Alternative choice: ployline As an alternative, I try to annotate three consecutive non planar edges of the cube by using the
ployline
label. In this way, four points of the three edges can be used to estimate the Euler angles. However, this alternative can only solve the third problem ofcuboid
label mentioned above, and the first and second problems have not been solved. What we actually get are the rotated cuboids.Possible Solution
I have three suggestions or roadmaps for adding unit
cube
label in the new version of CVAT.1) Improve cuboid The current cuboid is actually oblique. However, objects in the real world should be marked with regular cuboids which satisfy that three edges of each vertex are perpendicular. At the same time, we need to release the third dimension of cuboid and allow it to rotate freely. I don't know if it's easy to implement with TypeScript. Three.js and other open source packages may be used for reference.

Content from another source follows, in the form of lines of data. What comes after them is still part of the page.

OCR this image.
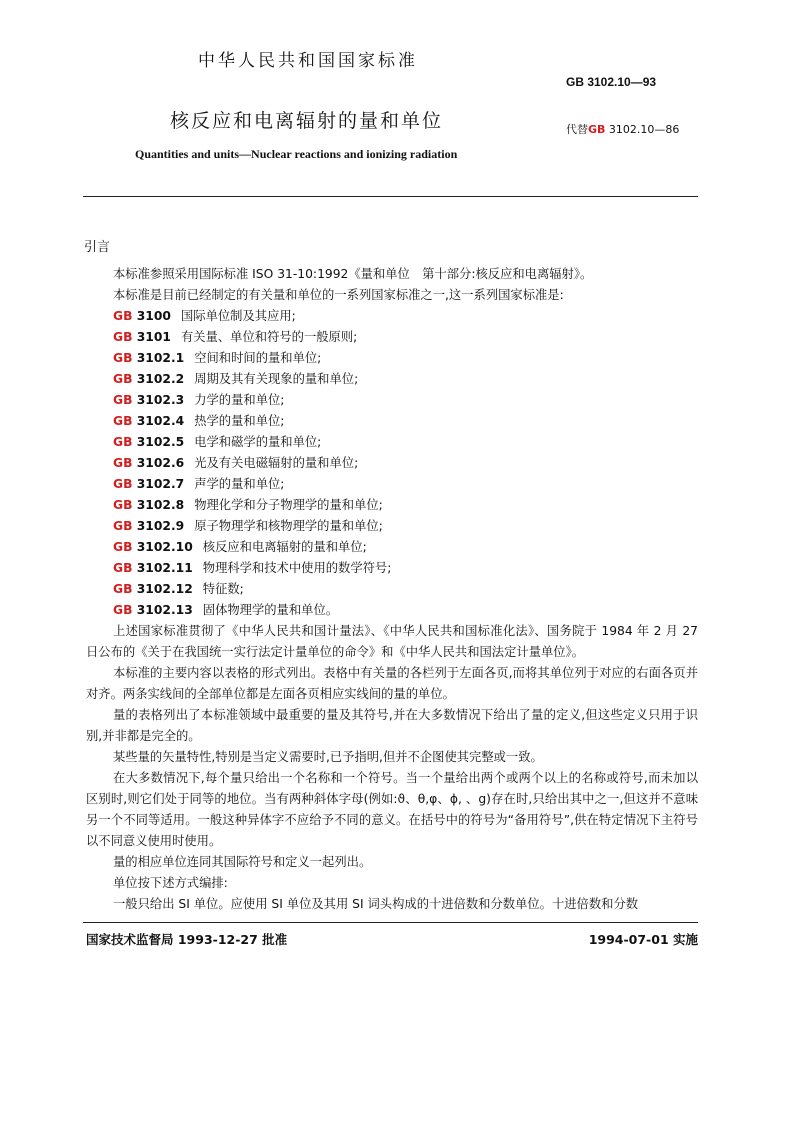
中华人民共和国国家标准
GB 3102.10—93
核反应和电离辐射的量和单位	代替GB 3102.10—86
Quantities and units—Nuclear reactions and ionizing radiation
引言

本标准参照采用国际标准 ISO 31-10:1992《量和单位　第十部分:核反应和电离辐射》。

本标准是目前已经制定的有关量和单位的一系列国家标准之一,这一系列国家标准是:

GB 3100 国际单位制及其应用;
GB 3101 有关量、单位和符号的一般原则;
GB 3102.1 空间和时间的量和单位;
GB 3102.2 周期及其有关现象的量和单位;
GB 3102.3 力学的量和单位;
GB 3102.4 热学的量和单位;
GB 3102.5 电学和磁学的量和单位;
GB 3102.6 光及有关电磁辐射的量和单位;
GB 3102.7 声学的量和单位;
GB 3102.8 物理化学和分子物理学的量和单位;
GB 3102.9 原子物理学和核物理学的量和单位;
GB 3102.10 核反应和电离辐射的量和单位;
GB 3102.11 物理科学和技术中使用的数学符号;
GB 3102.12 特征数;
GB 3102.13 固体物理学的量和单位。

上述国家标准贯彻了《中华人民共和国计量法》、《中华人民共和国标准化法》、国务院于 1984 年 2 月 27 日公布的《关于在我国统一实行法定计量单位的命令》和《中华人民共和国法定计量单位》。

本标准的主要内容以表格的形式列出。表格中有关量的各栏列于左面各页,而将其单位列于对应的右面各页并对齐。两条实线间的全部单位都是左面各页相应实线间的量的单位。

量的表格列出了本标准领域中最重要的量及其符号,并在大多数情况下给出了量的定义,但这些定义只用于识别,并非都是完全的。

某些量的矢量特性,特别是当定义需要时,已予指明,但并不企图使其完整或一致。

在大多数情况下,每个量只给出一个名称和一个符号。当一个量给出两个或两个以上的名称或符号,而未加以区别时,则它们处于同等的地位。当有两种斜体字母(例如:ϑ、θ,φ、ϕ, 、g)存在时,只给出其中之一,但这并不意味另一个不同等适用。一般这种异体字不应给予不同的意义。在括号中的符号为“备用符号”,供在特定情况下主符号以不同意义使用时使用。

量的相应单位连同其国际符号和定义一起列出。

单位按下述方式编排:

一般只给出 SI 单位。应使用 SI 单位及其用 SI 词头构成的十进倍数和分数单位。十进倍数和分数

国家技术监督局 1993-12-27 批准	1994-07-01 实施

2) Modify cuboid-3d As far as I know, recent versions of CVAT already support 3D point cloud annotation. So is it possible to transplant the 3D cuboid module to the 2D image annotation? I'm not very familiar with the content of point cloud annotation, so it's inconvenient for me to give my opinions.
3) Add cube If possible, consider adding a new cube label to the candidate label button on the left side of CVAT. Users could choose to add new 3D cube graphics. The cube instance supports rotation at any angle on three dimensions. The software will automatically record the final Euler angle when the shape of cube is fixed.
Here are two examples of 3D model interaction. The first is the rotation interaction of a 3D head model in mayavi. The interactive operation needs to rely on both mouse and keyboard. The second is to use the 3D image editing tool in Windows 10 to place and operate 3D models on 2D images. All you need to do is use the mouse.
Example 1
Example 2
Next steps
Looking forward to your reply. I will be willing to do whatever I can to advance this functional part.